Barriers of entry lowering

– As technology is more democratized, the barriers to entry in the industry are lowering. It can presents Choices Mckinsey with greater competitive threats in the near to medium future. Secondly it will also put downward pressure on pricing throughout the sector.

Aging population

– As the populations of most advanced economies are aging, it will lead to high social security costs, higher savings among population, and lower demand for goods and services in the economy. The household savings in US, France, UK, Germany, and Japan are growing faster than predicted because of uncertainty caused by pandemic.

New competition

– After the dotcom bust of 2001, financial crisis of 2008-09, the business formation in US economy had declined. But in 2020 alone, there are more than 1.5 million new business applications in United States. This can lead to greater competition for Choices Mckinsey in the Organizational Development sector and impact the bottomline of the organization.

High level of anxiety and lack of motivation

– the Great Resignation in United States is the sign of broader dissatisfaction among the workforce in United States. Choices Mckinsey needs to understand the core reasons impacting the Organizational Development industry. This will help it in building a better workplace.

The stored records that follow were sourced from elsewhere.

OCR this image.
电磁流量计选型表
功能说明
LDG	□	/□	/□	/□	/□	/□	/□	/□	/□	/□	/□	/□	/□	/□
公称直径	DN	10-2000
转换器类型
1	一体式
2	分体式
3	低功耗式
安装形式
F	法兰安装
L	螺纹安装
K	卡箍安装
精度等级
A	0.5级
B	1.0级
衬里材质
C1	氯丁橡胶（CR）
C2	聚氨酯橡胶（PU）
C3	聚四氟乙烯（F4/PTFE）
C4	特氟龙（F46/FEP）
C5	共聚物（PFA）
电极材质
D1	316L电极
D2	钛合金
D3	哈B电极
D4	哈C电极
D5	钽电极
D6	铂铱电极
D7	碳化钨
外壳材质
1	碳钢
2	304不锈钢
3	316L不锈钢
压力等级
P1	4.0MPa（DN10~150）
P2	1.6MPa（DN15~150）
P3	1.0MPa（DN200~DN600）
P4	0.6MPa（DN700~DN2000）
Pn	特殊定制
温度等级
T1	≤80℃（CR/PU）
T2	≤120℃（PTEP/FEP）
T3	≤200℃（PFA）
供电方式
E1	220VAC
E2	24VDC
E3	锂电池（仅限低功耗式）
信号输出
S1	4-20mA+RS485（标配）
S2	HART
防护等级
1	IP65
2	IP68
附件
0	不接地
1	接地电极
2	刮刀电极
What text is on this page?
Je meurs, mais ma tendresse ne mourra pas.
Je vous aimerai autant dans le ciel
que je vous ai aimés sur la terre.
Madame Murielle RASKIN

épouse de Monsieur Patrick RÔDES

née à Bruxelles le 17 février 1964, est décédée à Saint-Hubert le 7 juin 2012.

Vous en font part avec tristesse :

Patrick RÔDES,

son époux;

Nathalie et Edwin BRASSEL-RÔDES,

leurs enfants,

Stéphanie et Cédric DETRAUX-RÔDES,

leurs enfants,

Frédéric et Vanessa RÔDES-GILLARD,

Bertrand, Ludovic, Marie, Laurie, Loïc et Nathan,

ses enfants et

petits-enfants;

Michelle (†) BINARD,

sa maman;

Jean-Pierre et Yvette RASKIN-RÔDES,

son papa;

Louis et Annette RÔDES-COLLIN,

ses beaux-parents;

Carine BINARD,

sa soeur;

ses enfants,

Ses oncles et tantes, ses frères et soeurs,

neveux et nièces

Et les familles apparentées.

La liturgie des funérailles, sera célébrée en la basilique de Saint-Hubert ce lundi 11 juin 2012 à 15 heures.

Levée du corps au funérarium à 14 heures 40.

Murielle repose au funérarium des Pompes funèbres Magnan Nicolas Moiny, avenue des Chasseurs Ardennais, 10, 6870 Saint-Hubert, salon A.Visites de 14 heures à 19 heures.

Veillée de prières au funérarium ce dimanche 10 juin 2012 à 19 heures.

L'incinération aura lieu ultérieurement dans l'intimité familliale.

Weighted SWOT Analysis of McKinsey & Company: Early Career Choices (A) Template, Example


Not all factors mentioned under the Strengths, Weakness, Opportunities, and Threats quadrants in the SWOT Analysis are equal. Managers in the HBR case study McKinsey & Company: Early Career Choices (A) needs to zero down on the relative importance of each factor mentioned in the Strengths, Weakness, Opportunities, and Threats quadrants. We can provide the relative importance to each factor by assigning relative weights. Weighted SWOT analysis process is a three stage process –

First stage for doing weighted SWOT analysis of the case study McKinsey & Company: Early Career Choices (A) is to rank the strengths and weaknesses of the organization. This will help you to assess the most important strengths and weaknesses of the firm and which one of the strengths and weaknesses mentioned in the initial lists are marginal and can be left out.

Second stage for conducting weighted SWOT analysis of the Harvard case study McKinsey & Company: Early Career Choices (A) is to give probabilities to the external strategic factors thus better understanding the opportunities and threats arising out of macro environment changes and developments.

Third stage of constructing weighted SWOT analysis of McKinsey & Company: Early Career Choices (A) is to provide strategic recommendations includes – joining likelihood of external strategic factors such as opportunities and threats to the internal strategic factors – strengths and weaknesses. You should start with external factors as they will provide the direction of the overall industry. Secondly by joining probabilities with internal strategic factors can help the company not only strategic fit but also the most probably strategic trade-off that Choices Mckinsey needs to make to build a sustainable competitive advantage.